Il report Corporate Social Responsibility (CSR), che abbiamo recentemente presentato, evidenzia i passi avanti che Juniper Networks ha compiuto per affrontare alcuni dei grandi problemi globali di oggi, dai cambiamenti climatici alle politiche di inclusione e diversità, alla sicurezza dei prodotti e alla privacy. Il report è organizzato in tre sezioni: Corporate Governance, Environmental Sustainability e People and Communities, ognuna delle quali descrive come il nostro sistema di management e una forte governance interna rendano possibili ottimi risultati su questi fronti. La nostra vision di impegno ambientale ruota intorno a pochi punti chiave:  creare prodotti e servizi che usino meno risorse, siano più economici e in definitiva più sostenibili per le generazioni future. Nel report descriviamo i progressi compiuti nelle iniziative tese a ridurre i consumi di energia e l’impronta carbonica e nel progettare i nostri prodotti in modo da ridurre l’impatto sull’ambiente.

L’idea ICT del 2022

Se doveste proporre un unico investimento (prodotto, soluzione, metodologia) a un’azienda italiana, una scelta capace di produrre da subito un beneficio a livello di efficienza e competitività, su cosa verterebbe il vostro consiglio?

Direi l’intelligenza artificiale.  Nel networking, per garantire che le corrette tecnologie AI vengano eseguite in modo appropriato il punto di partenza è la fiducia.

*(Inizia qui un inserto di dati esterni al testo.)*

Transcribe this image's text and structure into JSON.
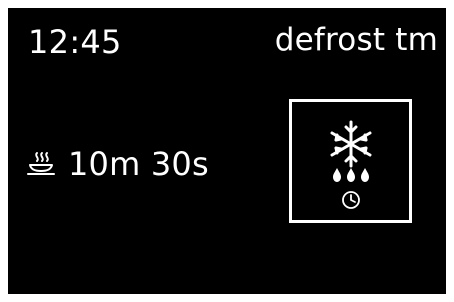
{
  "status_bar": {
    "time": "12:45",
    "mode_label": "defrost tm"
  },
  "cooking": {
    "duration_icon": "dish-steam-icon",
    "duration": "10m 30s"
  },
  "mode_tile": {
    "icon": "snowflake-icon",
    "secondary_icon": "water-drops-icon",
    "timer_icon": "clock-icon"
  },
  "colors": {
    "background": "#000000",
    "foreground": "#ffffff"
  }
}
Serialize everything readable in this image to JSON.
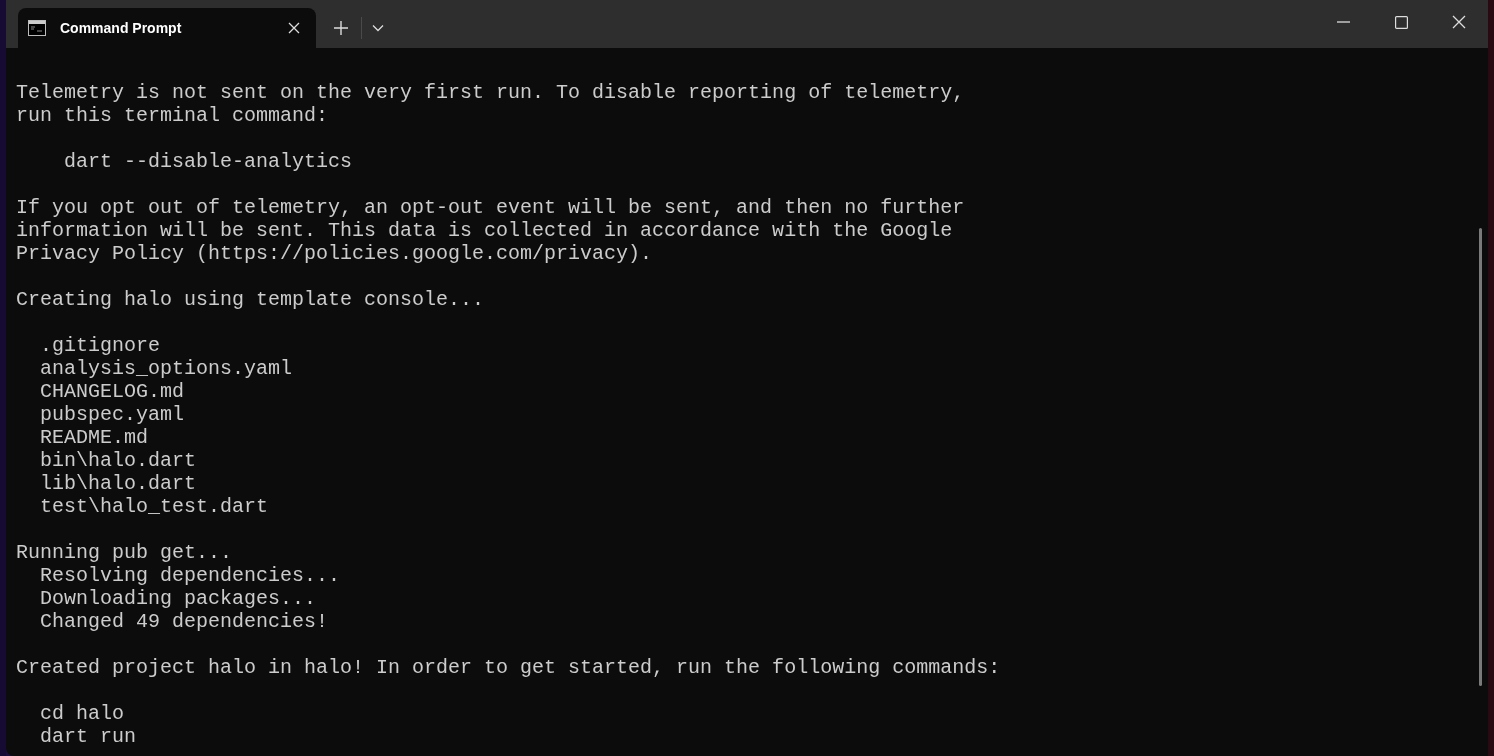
{
  "tabs": [
    {
      "title": "Command Prompt",
      "selected": true
    }
  ],
  "terminal": {
    "blocks": [
      {
        "lines": [
          "Telemetry is not sent on the very first run. To disable reporting of telemetry,",
          "run this terminal command:"
        ]
      },
      {
        "lines": [
          "    dart --disable-analytics"
        ]
      },
      {
        "lines": [
          "If you opt out of telemetry, an opt-out event will be sent, and then no further",
          "information will be sent. This data is collected in accordance with the Google",
          "Privacy Policy (https://policies.google.com/privacy)."
        ]
      },
      {
        "lines": [
          "Creating halo using template console..."
        ]
      },
      {
        "lines": [
          "  .gitignore",
          "  analysis_options.yaml",
          "  CHANGELOG.md",
          "  pubspec.yaml",
          "  README.md",
          "  bin\\halo.dart",
          "  lib\\halo.dart",
          "  test\\halo_test.dart"
        ]
      },
      {
        "lines": [
          "Running pub get...",
          "  Resolving dependencies...",
          "  Downloading packages...",
          "  Changed 49 dependencies!"
        ]
      },
      {
        "lines": [
          "Created project halo in halo! In order to get started, run the following commands:"
        ]
      },
      {
        "lines": [
          "  cd halo",
          "  dart run"
        ]
      }
    ]
  }
}
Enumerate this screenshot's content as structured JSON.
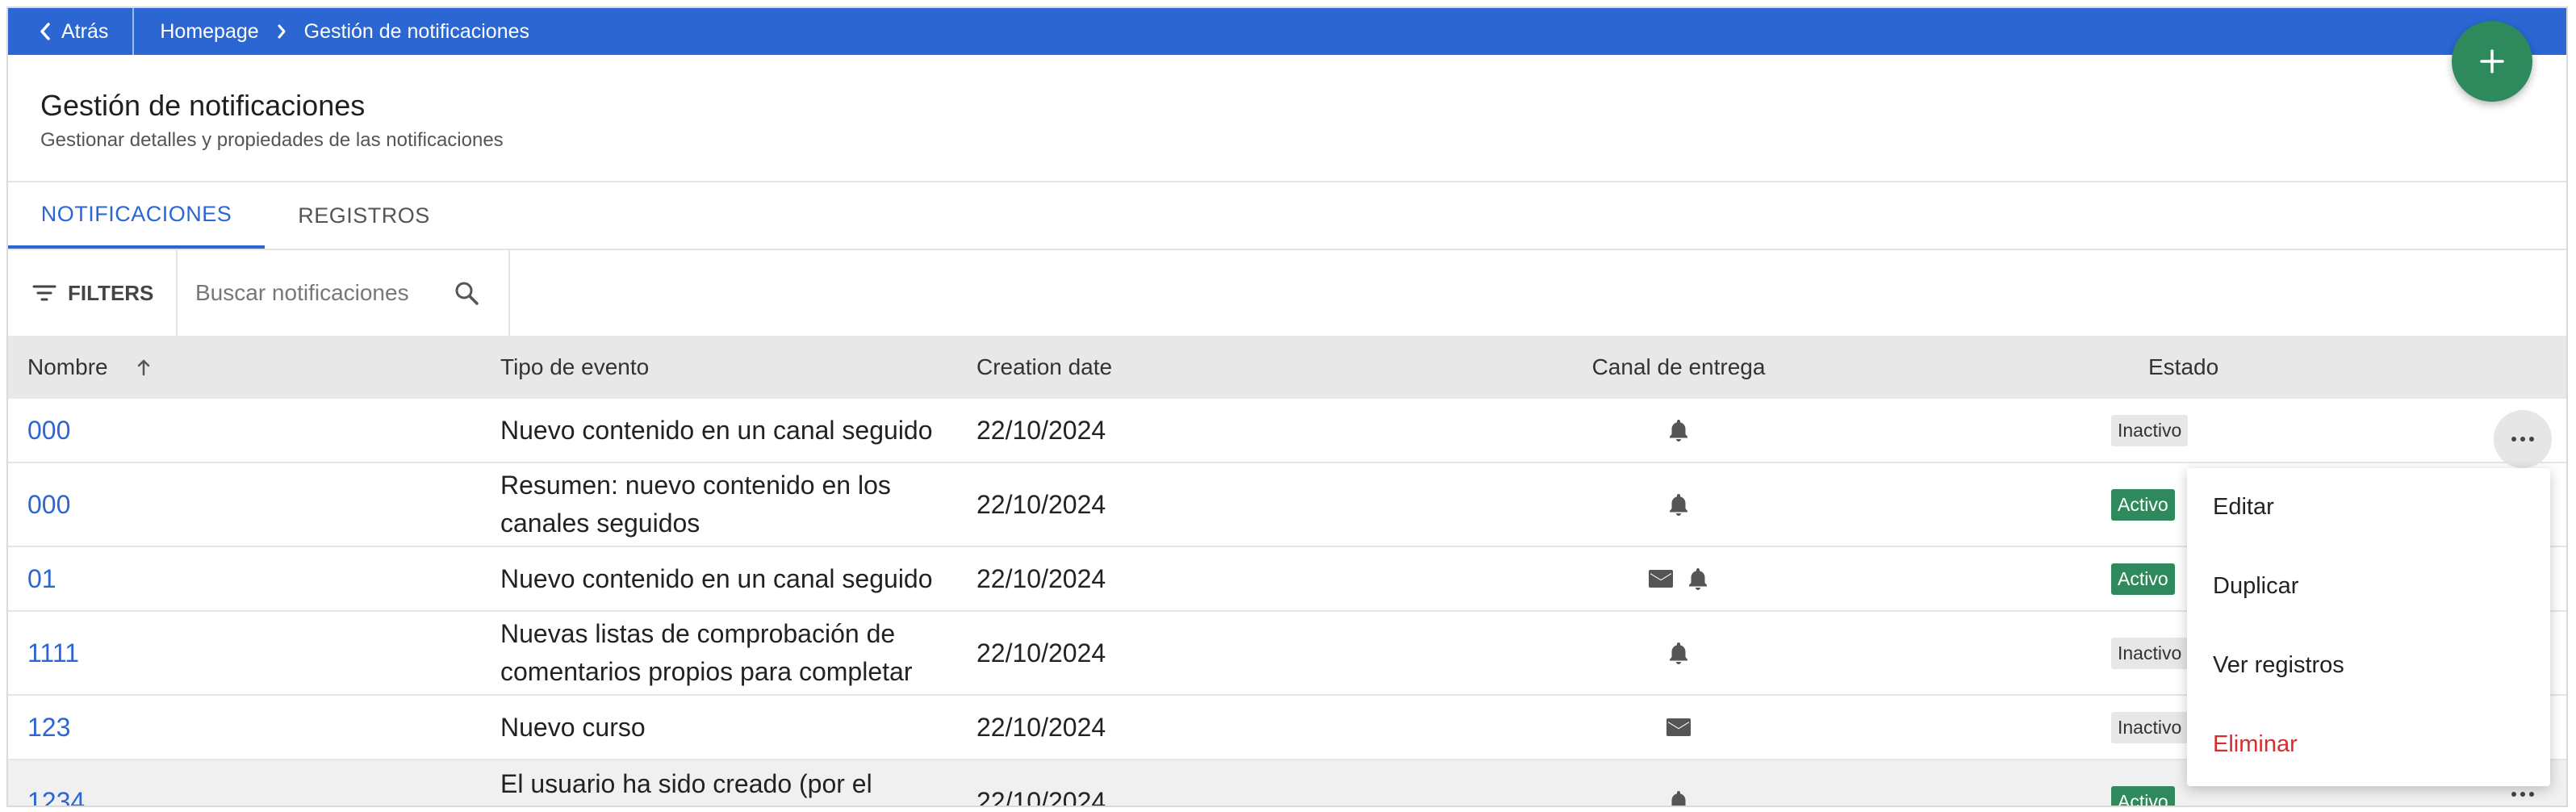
{
  "topbar": {
    "back_label": "Atrás",
    "breadcrumb": [
      "Homepage",
      "Gestión de notificaciones"
    ]
  },
  "header": {
    "title": "Gestión de notificaciones",
    "subtitle": "Gestionar detalles y propiedades de las notificaciones"
  },
  "tabs": [
    {
      "label": "NOTIFICACIONES",
      "active": true
    },
    {
      "label": "REGISTROS",
      "active": false
    }
  ],
  "toolbar": {
    "filters_label": "FILTERS",
    "search_placeholder": "Buscar notificaciones"
  },
  "table": {
    "columns": [
      "Nombre",
      "Tipo de evento",
      "Creation date",
      "Canal de entrega",
      "Estado"
    ],
    "sort": {
      "column": "Nombre",
      "direction": "ascending"
    },
    "rows": [
      {
        "name": "000",
        "event": "Nuevo contenido en un canal seguido",
        "date": "22/10/2024",
        "channels": [
          "bell"
        ],
        "state": "Inactivo"
      },
      {
        "name": "000",
        "event": "Resumen: nuevo contenido en los canales seguidos",
        "date": "22/10/2024",
        "channels": [
          "bell"
        ],
        "state": "Activo"
      },
      {
        "name": "01",
        "event": "Nuevo contenido en un canal seguido",
        "date": "22/10/2024",
        "channels": [
          "mail",
          "bell"
        ],
        "state": "Activo"
      },
      {
        "name": "1111",
        "event": "Nuevas listas de comprobación de comentarios propios para completar",
        "date": "22/10/2024",
        "channels": [
          "bell"
        ],
        "state": "Inactivo"
      },
      {
        "name": "123",
        "event": "Nuevo curso",
        "date": "22/10/2024",
        "channels": [
          "mail"
        ],
        "state": "Inactivo"
      },
      {
        "name": "1234",
        "event": "El usuario ha sido creado (por el",
        "date": "22/10/2024",
        "channels": [
          "bell"
        ],
        "state": "Activo"
      }
    ]
  },
  "row_menu": {
    "items": [
      {
        "label": "Editar"
      },
      {
        "label": "Duplicar"
      },
      {
        "label": "Ver registros"
      },
      {
        "label": "Eliminar",
        "danger": true
      }
    ]
  },
  "colors": {
    "primary": "#2b66d3",
    "success": "#2e8a5d",
    "danger": "#d32f2f",
    "inactive_badge": "#e7e7e7",
    "header_row": "#e8e8e8"
  },
  "icons": {
    "back": "chevron-left-icon",
    "separator": "chevron-right-icon",
    "fab": "plus-icon",
    "filters": "filter-icon",
    "search": "search-icon",
    "sort": "arrow-up-icon",
    "channel_bell": "bell-icon",
    "channel_mail": "mail-icon",
    "row_menu": "more-horizontal-icon"
  }
}
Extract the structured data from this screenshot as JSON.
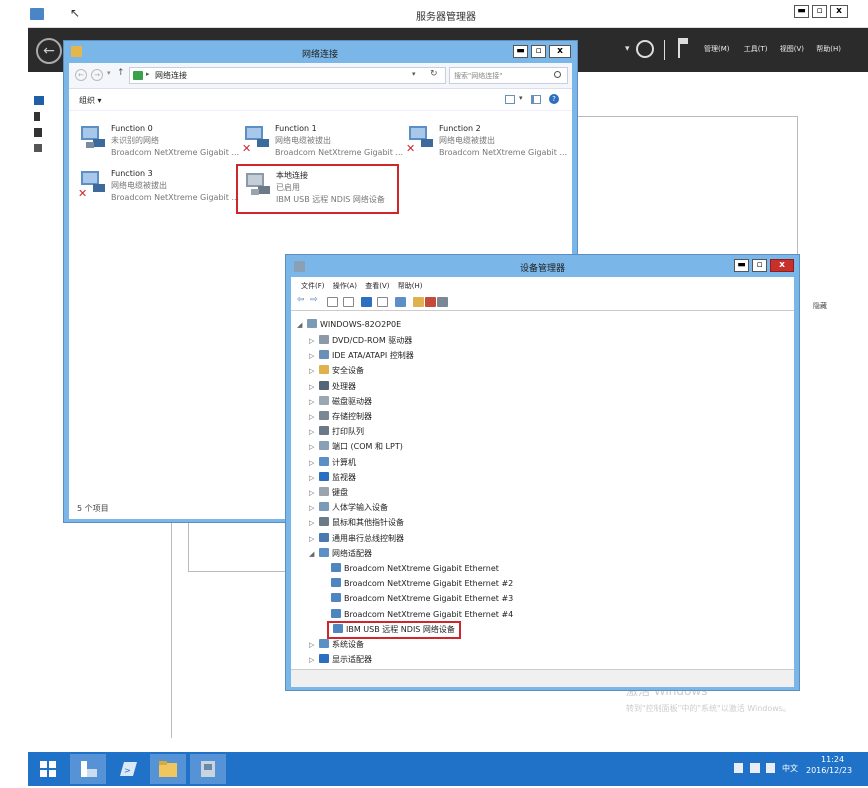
{
  "server_manager": {
    "title": "服务器管理器",
    "menu": [
      "管理(M)",
      "工具(T)",
      "视图(V)",
      "帮助(H)"
    ],
    "right_panel_text": "隐藏",
    "watermark_line1": "激活 Windows",
    "watermark_line2": "转到\"控制面板\"中的\"系统\"以激活 Windows。"
  },
  "network_window": {
    "title": "网络连接",
    "breadcrumb": "网络连接",
    "search_placeholder": "搜索\"网络连接\"",
    "organize_label": "组织 ▾",
    "status_count": "5 个项目",
    "adapters": [
      {
        "name": "Function 0",
        "status": "未识别的网络",
        "device": "Broadcom NetXtreme Gigabit ..."
      },
      {
        "name": "Function 1",
        "status": "网络电缆被拔出",
        "device": "Broadcom NetXtreme Gigabit ..."
      },
      {
        "name": "Function 2",
        "status": "网络电缆被拔出",
        "device": "Broadcom NetXtreme Gigabit ..."
      },
      {
        "name": "Function 3",
        "status": "网络电缆被拔出",
        "device": "Broadcom NetXtreme Gigabit ..."
      },
      {
        "name": "本地连接",
        "status": "已启用",
        "device": "IBM USB 远程 NDIS 网络设备"
      }
    ]
  },
  "device_manager": {
    "title": "设备管理器",
    "menu": [
      "文件(F)",
      "操作(A)",
      "查看(V)",
      "帮助(H)"
    ],
    "root": "WINDOWS-82O2P0E",
    "categories_before": [
      "DVD/CD-ROM 驱动器",
      "IDE ATA/ATAPI 控制器",
      "安全设备",
      "处理器",
      "磁盘驱动器",
      "存储控制器",
      "打印队列",
      "端口 (COM 和 LPT)",
      "计算机",
      "监视器",
      "键盘",
      "人体学输入设备",
      "鼠标和其他指针设备",
      "通用串行总线控制器",
      "网络适配器"
    ],
    "network_adapters": [
      "Broadcom NetXtreme Gigabit Ethernet",
      "Broadcom NetXtreme Gigabit Ethernet #2",
      "Broadcom NetXtreme Gigabit Ethernet #3",
      "Broadcom NetXtreme Gigabit Ethernet #4",
      "IBM USB 远程 NDIS 网络设备"
    ],
    "categories_after": [
      "系统设备",
      "显示适配器"
    ]
  },
  "taskbar": {
    "lang": "中文",
    "time": "11:24",
    "date": "2016/12/23"
  },
  "colors": {
    "server_manager_bar": "#2b2b2b",
    "taskbar": "#1f72c8",
    "highlight_border": "#d0262b",
    "window_frame": "#7ab6e8"
  }
}
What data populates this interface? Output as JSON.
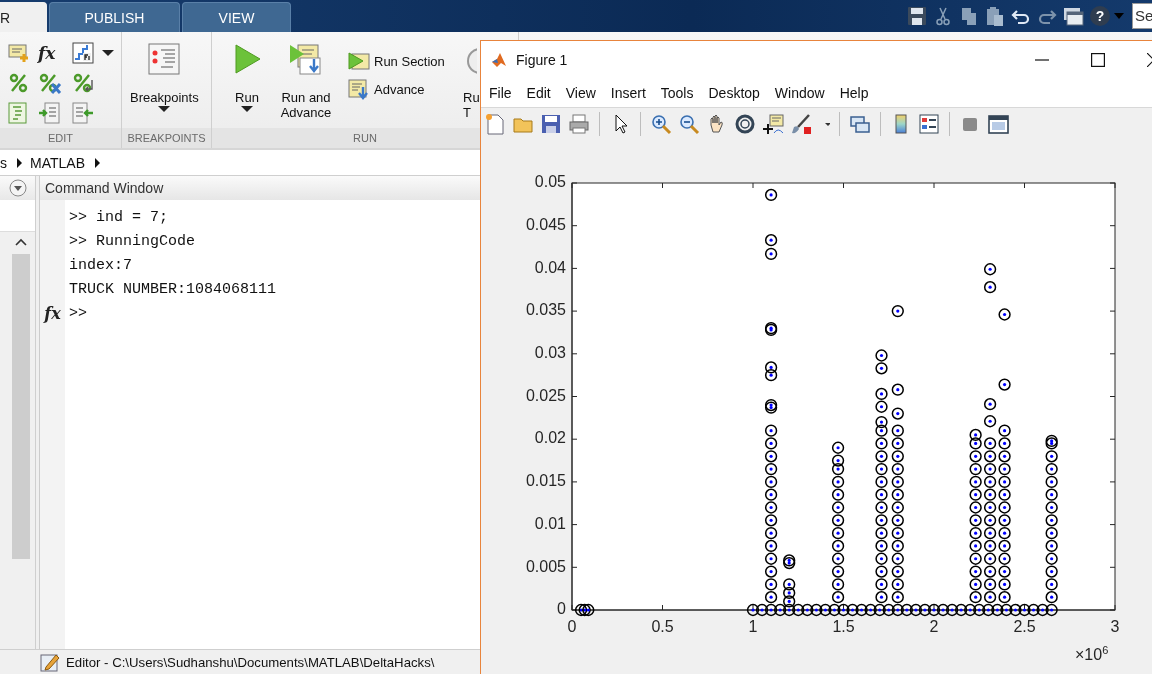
{
  "toolstrip": {
    "tabs": [
      {
        "label": "R",
        "selected": true
      },
      {
        "label": "PUBLISH",
        "selected": false
      },
      {
        "label": "VIEW",
        "selected": false
      }
    ],
    "help_label": "?",
    "search": {
      "value": "Se"
    }
  },
  "ribbon": {
    "edit": {
      "function_label": "fx",
      "title": "EDIT"
    },
    "breakpoints": {
      "label": "Breakpoints",
      "title": "BREAKPOINTS"
    },
    "run": {
      "run_label": "Run",
      "run_advance_label": "Run and Advance",
      "run_section_label": "Run Section",
      "advance_label": "Advance",
      "run_time_label": [
        "Ru",
        "T"
      ],
      "title": "RUN"
    }
  },
  "address_bar": {
    "segments": [
      "s",
      "MATLAB"
    ]
  },
  "command_window": {
    "title": "Command Window",
    "lines": [
      ">> ind = 7;",
      ">> RunningCode",
      "index:7",
      "TRUCK NUMBER:1084068111"
    ],
    "prompt_icon": "fx",
    "prompt": ">>"
  },
  "status_bar": {
    "text": "Editor - C:\\Users\\Sudhanshu\\Documents\\MATLAB\\DeltaHacks\\"
  },
  "figure": {
    "title": "Figure 1",
    "menu": [
      "File",
      "Edit",
      "View",
      "Insert",
      "Tools",
      "Desktop",
      "Window",
      "Help"
    ],
    "x_exponent": "×10$^{6}$",
    "chart_data": {
      "type": "scatter",
      "xlim": [
        0,
        3
      ],
      "ylim": [
        0,
        0.05
      ],
      "xticks": [
        0,
        0.5,
        1,
        1.5,
        2,
        2.5,
        3
      ],
      "yticks": [
        0,
        0.005,
        0.01,
        0.015,
        0.02,
        0.025,
        0.03,
        0.035,
        0.04,
        0.045,
        0.05
      ],
      "x": [
        0.05,
        0.07,
        0.09,
        1,
        1.05,
        1.1,
        1.15,
        1.2,
        1.25,
        1.3,
        1.35,
        1.4,
        1.45,
        1.5,
        1.55,
        1.6,
        1.65,
        1.7,
        1.75,
        1.8,
        1.85,
        1.9,
        1.95,
        2,
        2.05,
        2.1,
        2.15,
        2.2,
        2.25,
        2.3,
        2.35,
        2.4,
        2.45,
        2.5,
        2.55,
        2.6,
        2.65,
        1.1,
        1.1,
        1.1,
        1.1,
        1.1,
        1.1,
        1.1,
        1.1,
        1.1,
        1.1,
        1.1,
        1.1,
        1.1,
        1.1,
        1.1,
        1.1,
        1.1,
        1.1,
        1.1,
        1.1,
        1.1,
        1.1,
        1.1,
        1.2,
        1.2,
        1.2,
        1.2,
        1.2,
        1.47,
        1.47,
        1.47,
        1.47,
        1.47,
        1.47,
        1.47,
        1.47,
        1.47,
        1.47,
        1.47,
        1.47,
        1.47,
        1.71,
        1.71,
        1.71,
        1.71,
        1.71,
        1.71,
        1.71,
        1.71,
        1.71,
        1.71,
        1.71,
        1.71,
        1.71,
        1.71,
        1.71,
        1.71,
        1.71,
        1.71,
        1.71,
        1.8,
        1.8,
        1.8,
        1.8,
        1.8,
        1.8,
        1.8,
        1.8,
        1.8,
        1.8,
        1.8,
        1.8,
        1.8,
        1.8,
        1.8,
        1.8,
        1.8,
        2.23,
        2.23,
        2.23,
        2.23,
        2.23,
        2.23,
        2.23,
        2.23,
        2.23,
        2.23,
        2.23,
        2.23,
        2.23,
        2.23,
        2.31,
        2.31,
        2.31,
        2.31,
        2.31,
        2.31,
        2.31,
        2.31,
        2.31,
        2.31,
        2.31,
        2.31,
        2.31,
        2.31,
        2.31,
        2.31,
        2.31,
        2.39,
        2.39,
        2.39,
        2.39,
        2.39,
        2.39,
        2.39,
        2.39,
        2.39,
        2.39,
        2.39,
        2.39,
        2.39,
        2.39,
        2.39,
        2.39,
        2.65,
        2.65,
        2.65,
        2.65,
        2.65,
        2.65,
        2.65,
        2.65,
        2.65,
        2.65,
        2.65,
        2.65,
        2.65,
        2.65
      ],
      "series": [
        {
          "color": "#000000",
          "values": [
            0,
            0,
            0,
            0,
            0,
            0,
            0,
            0,
            0,
            0,
            0,
            0,
            0,
            0,
            0,
            0,
            0,
            0,
            0,
            0,
            0,
            0,
            0,
            0,
            0,
            0,
            0,
            0,
            0,
            0,
            0,
            0,
            0,
            0,
            0,
            0,
            0,
            0.0015,
            0.003,
            0.0045,
            0.006,
            0.0075,
            0.009,
            0.0105,
            0.012,
            0.0135,
            0.015,
            0.0165,
            0.018,
            0.0195,
            0.021,
            0.0237,
            0.024,
            0.0275,
            0.0284,
            0.0328,
            0.033,
            0.0417,
            0.0433,
            0.0486,
            0.001,
            0.002,
            0.003,
            0.0055,
            0.0058,
            0.0015,
            0.003,
            0.0045,
            0.006,
            0.0075,
            0.009,
            0.0105,
            0.012,
            0.0135,
            0.015,
            0.0165,
            0.0175,
            0.019,
            0.0015,
            0.003,
            0.0045,
            0.006,
            0.0075,
            0.009,
            0.0105,
            0.012,
            0.0135,
            0.015,
            0.0165,
            0.018,
            0.0195,
            0.021,
            0.022,
            0.0238,
            0.0253,
            0.0283,
            0.0298,
            0.0015,
            0.003,
            0.0045,
            0.006,
            0.0075,
            0.009,
            0.0105,
            0.012,
            0.0135,
            0.015,
            0.0165,
            0.018,
            0.0195,
            0.021,
            0.023,
            0.0258,
            0.035,
            0.0015,
            0.003,
            0.0045,
            0.006,
            0.0075,
            0.009,
            0.0105,
            0.012,
            0.0135,
            0.015,
            0.0165,
            0.018,
            0.0195,
            0.0205,
            0.0015,
            0.003,
            0.0045,
            0.006,
            0.0075,
            0.009,
            0.0105,
            0.012,
            0.0135,
            0.015,
            0.0165,
            0.018,
            0.0195,
            0.0221,
            0.0241,
            0.0378,
            0.0399,
            0.0015,
            0.003,
            0.0045,
            0.006,
            0.0075,
            0.009,
            0.0105,
            0.012,
            0.0135,
            0.015,
            0.0165,
            0.018,
            0.0195,
            0.021,
            0.0264,
            0.0346,
            0.0015,
            0.003,
            0.0045,
            0.006,
            0.0075,
            0.009,
            0.0105,
            0.012,
            0.0135,
            0.015,
            0.0165,
            0.018,
            0.0195,
            0.0198
          ]
        }
      ]
    }
  }
}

Pertanto, far sì che i team percepiscano gli assistenti AI come compagni di lavoro e non come minacce è un importante passo verso implementazioni di successo della tecnologia. L’esperienza dell’utente finale può essere determinante per la fedeltà del cliente ed è quindi più importante che mai. L’intelligenza artificiale è essenziale per la gestione di questa esperienza. Molte persone trovano la prospettiva dell’adozione dell’intelligenza artificiale – e il diffuso preconcetto che l’AI ruberà il lavoro – preoccupante. Fortunatamente, però, le persone, avendo visto come l’intelligenza artificiale aiuta a risolvere problemi reali, cominciano a comprenderne l’importanza. Al momento di implementare le tecnologie AI nelle proprie soluzioni, le aziende devono attivare discussioni con il personale sui vantaggi in termini di business. Se tutti sono sulla stessa lunghezza d’onda, allora i team possono lavorare assieme alla costruzione di processi migliori e a massimizzare il potenziale dell’AI in termini di miglioramento della produttività, della soddisfazione e della customer experience. Gli ultimi due anni ci hanno insegnato che la pianificazione dell’imprevedibile è estremamente importante ed è fondamentale continuare a gestire il business in modo efficiente a supportare i lavoratori remoti. Con i giusti strumenti e le giuste tecnologie le organizzazioni possono già oggi prepararsi nel miglior modo possibile. Costruendo una self-driving network, utilizzando gli assistenti AI ed educando il personale sui benefici dell’AI, le aziende, il personale e gli stakeholder possono essere certi di essere preparati ad affrontare le incertezze future.